Ende des Monats steht ein Tarifkonflikt an

Politik für Arbeitnehmer funktioniere eben nicht ohne die SPD, sagt die Sozialdemokratin – oder hat da gerade die Gewerkschafterin gesprochen? Bisweilen passen beide Hüte gut übereinander. Bisweilen wird das aber schwierig, und das hängt nicht nur mit dem Rentenbeschluss zusammen, den sie wie einen „Holzsplitter im Fingernagel“ spürt. Ende des Monats steht auch ein Tarifkonflikt an, der ihr noch hitzige Diskussionen eintragen wird – auch mit Schmid.

„Da bin ich ganz bei mir, ganz Gewerkschafterin“, verteidigt sie die 6,5-Prozent-Forderung für den öffentlichen Dienst der Länder. Dass Grün-Rot im Landeshaushalt gerade mal 1,5 Prozent Lohnerhöhung veranschlagt, hält sie schlichtweg für falsch.
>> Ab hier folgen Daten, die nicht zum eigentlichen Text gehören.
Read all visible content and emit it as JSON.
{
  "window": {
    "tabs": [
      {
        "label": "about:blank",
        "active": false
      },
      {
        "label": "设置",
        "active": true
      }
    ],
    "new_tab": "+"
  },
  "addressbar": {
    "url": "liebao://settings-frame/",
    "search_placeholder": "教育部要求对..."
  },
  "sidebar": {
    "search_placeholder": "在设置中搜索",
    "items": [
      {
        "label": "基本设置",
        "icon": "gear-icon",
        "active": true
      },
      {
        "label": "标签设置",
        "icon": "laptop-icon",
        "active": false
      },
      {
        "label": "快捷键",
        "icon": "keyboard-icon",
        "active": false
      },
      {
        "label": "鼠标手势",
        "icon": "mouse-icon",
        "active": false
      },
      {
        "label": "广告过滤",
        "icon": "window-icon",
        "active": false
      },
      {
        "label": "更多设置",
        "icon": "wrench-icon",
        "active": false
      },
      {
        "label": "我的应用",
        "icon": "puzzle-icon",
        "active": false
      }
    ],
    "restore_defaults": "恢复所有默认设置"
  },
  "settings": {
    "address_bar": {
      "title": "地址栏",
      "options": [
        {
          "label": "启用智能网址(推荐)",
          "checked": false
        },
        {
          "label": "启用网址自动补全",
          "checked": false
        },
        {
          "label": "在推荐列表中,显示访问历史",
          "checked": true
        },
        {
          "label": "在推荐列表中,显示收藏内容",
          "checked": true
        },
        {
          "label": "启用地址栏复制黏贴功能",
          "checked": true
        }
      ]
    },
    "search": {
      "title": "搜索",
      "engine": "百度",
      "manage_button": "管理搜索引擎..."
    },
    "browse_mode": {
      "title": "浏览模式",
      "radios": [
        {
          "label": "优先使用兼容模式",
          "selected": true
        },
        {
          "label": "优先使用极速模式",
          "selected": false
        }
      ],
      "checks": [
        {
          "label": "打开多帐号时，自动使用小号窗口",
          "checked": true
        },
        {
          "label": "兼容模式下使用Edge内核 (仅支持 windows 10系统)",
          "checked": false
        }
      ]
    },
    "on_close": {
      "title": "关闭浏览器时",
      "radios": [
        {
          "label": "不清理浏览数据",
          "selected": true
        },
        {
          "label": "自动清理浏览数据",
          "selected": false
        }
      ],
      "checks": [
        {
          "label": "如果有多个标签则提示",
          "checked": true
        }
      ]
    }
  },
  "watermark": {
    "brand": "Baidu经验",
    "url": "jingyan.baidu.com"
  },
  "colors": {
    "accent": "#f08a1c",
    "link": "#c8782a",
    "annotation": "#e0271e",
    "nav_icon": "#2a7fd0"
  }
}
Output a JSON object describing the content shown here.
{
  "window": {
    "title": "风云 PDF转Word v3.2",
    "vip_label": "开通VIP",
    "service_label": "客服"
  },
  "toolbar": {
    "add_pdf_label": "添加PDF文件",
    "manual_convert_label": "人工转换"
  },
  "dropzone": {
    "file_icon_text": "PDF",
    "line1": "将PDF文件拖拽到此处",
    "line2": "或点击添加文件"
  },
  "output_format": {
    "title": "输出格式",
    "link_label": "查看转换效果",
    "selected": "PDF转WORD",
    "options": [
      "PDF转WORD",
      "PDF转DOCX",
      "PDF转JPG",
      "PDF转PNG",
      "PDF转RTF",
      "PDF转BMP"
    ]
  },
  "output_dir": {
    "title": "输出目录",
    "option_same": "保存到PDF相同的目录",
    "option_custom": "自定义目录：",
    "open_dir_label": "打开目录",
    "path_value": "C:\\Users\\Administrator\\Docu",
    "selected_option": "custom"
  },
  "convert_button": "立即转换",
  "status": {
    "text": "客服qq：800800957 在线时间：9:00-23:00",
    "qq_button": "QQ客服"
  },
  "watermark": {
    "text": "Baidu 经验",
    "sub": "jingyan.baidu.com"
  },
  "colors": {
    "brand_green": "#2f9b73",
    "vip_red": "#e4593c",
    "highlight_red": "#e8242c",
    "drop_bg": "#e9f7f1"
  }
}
Es gehe nicht an, dass der Finanzminister eines der reichsten Bundesländer „mit der Fackel voran rennt“ und zur Sparsamkeit aufrufe.

Dass 6,5 Prozent maßlos seien, wie man ihr in der Runde entgegen hält, kontert sie. Die drei großen Schuldenbringer – die deutsche Einheit, die Steuersenkungen früherer Bundesregierungen und die Finanzkrise – hätten doch nichts mit dem Gehalt für Polizisten und Lehrer zu tun: „Die sollen’s zahlen! Hallo, geht’s noch?“ Jede Gehaltserhöhung sei schließlich ein kleines Konjunkturprogramm.
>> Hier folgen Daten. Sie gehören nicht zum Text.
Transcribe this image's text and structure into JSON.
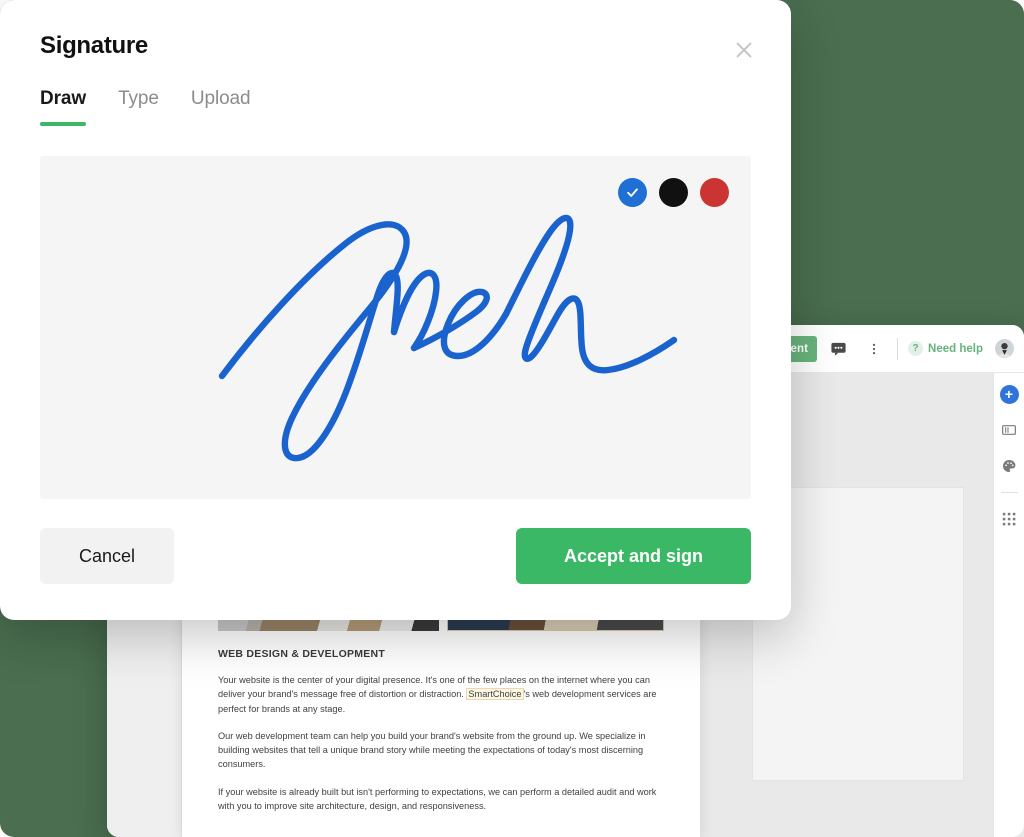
{
  "backdrop": {
    "color": "#4a6e4f"
  },
  "modal": {
    "title": "Signature",
    "close_icon": "close-icon",
    "tabs": [
      {
        "label": "Draw",
        "active": true
      },
      {
        "label": "Type",
        "active": false
      },
      {
        "label": "Upload",
        "active": false
      }
    ],
    "canvas": {
      "signature_color": "#1a63cf",
      "swatches": [
        {
          "name": "blue",
          "color": "#1f6fd4",
          "selected": true
        },
        {
          "name": "black",
          "color": "#111111",
          "selected": false
        },
        {
          "name": "red",
          "color": "#cc3434",
          "selected": false
        }
      ]
    },
    "footer": {
      "cancel_label": "Cancel",
      "accept_label": "Accept and sign"
    }
  },
  "app_window": {
    "toolbar": {
      "finish_button_label": "Finish document",
      "chat_icon": "chat-bubble-icon",
      "more_icon": "more-vertical-icon",
      "help_badge": "?",
      "help_label": "Need help",
      "avatar": "user-avatar"
    },
    "tool_rail": [
      {
        "icon": "add-field-plus-icon",
        "name": "add-field"
      },
      {
        "icon": "text-field-icon",
        "name": "text-field"
      },
      {
        "icon": "palette-icon",
        "name": "color-palette"
      },
      {
        "icon": "grid-icon",
        "name": "grid-view"
      }
    ]
  },
  "document": {
    "heading": "WEB DESIGN & DEVELOPMENT",
    "paragraph_1_pre": "Your website is the center of your digital presence. It's one of the few places on the internet where you can deliver your brand's message free of distortion or distraction. ",
    "highlight": "SmartChoice",
    "paragraph_1_post": "'s web development services are perfect for brands at any stage.",
    "paragraph_2": "Our web development team can help you build your brand's website from the ground up. We specialize in building websites that tell a unique brand story while meeting the expectations of today's most discerning consumers.",
    "paragraph_3": "If your website is already built but isn't performing to expectations, we can perform a detailed audit and work with you to improve site architecture, design, and responsiveness."
  }
}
„Wir werden jedenfalls nicht jeden Dreck abschließen“

Breymaier glaubt auch nicht, dass dies die Öffentlichkeit gegen die Gewerkschaften aufbringt. Verdi könne sehr wohl vermitteln, dass die Streiks nicht gegen die Bevölkerung gerichtet seien. Die „ganz üblen Beschimpfungen“ früherer Jahre seien insgesamt weniger geworden. „Wir werden jedenfalls nicht jeden Dreck abschließen“, droht die Gewerkschafterin, lässt sich allerdings nicht entlocken, wo ihre Schmerzgrenze ist.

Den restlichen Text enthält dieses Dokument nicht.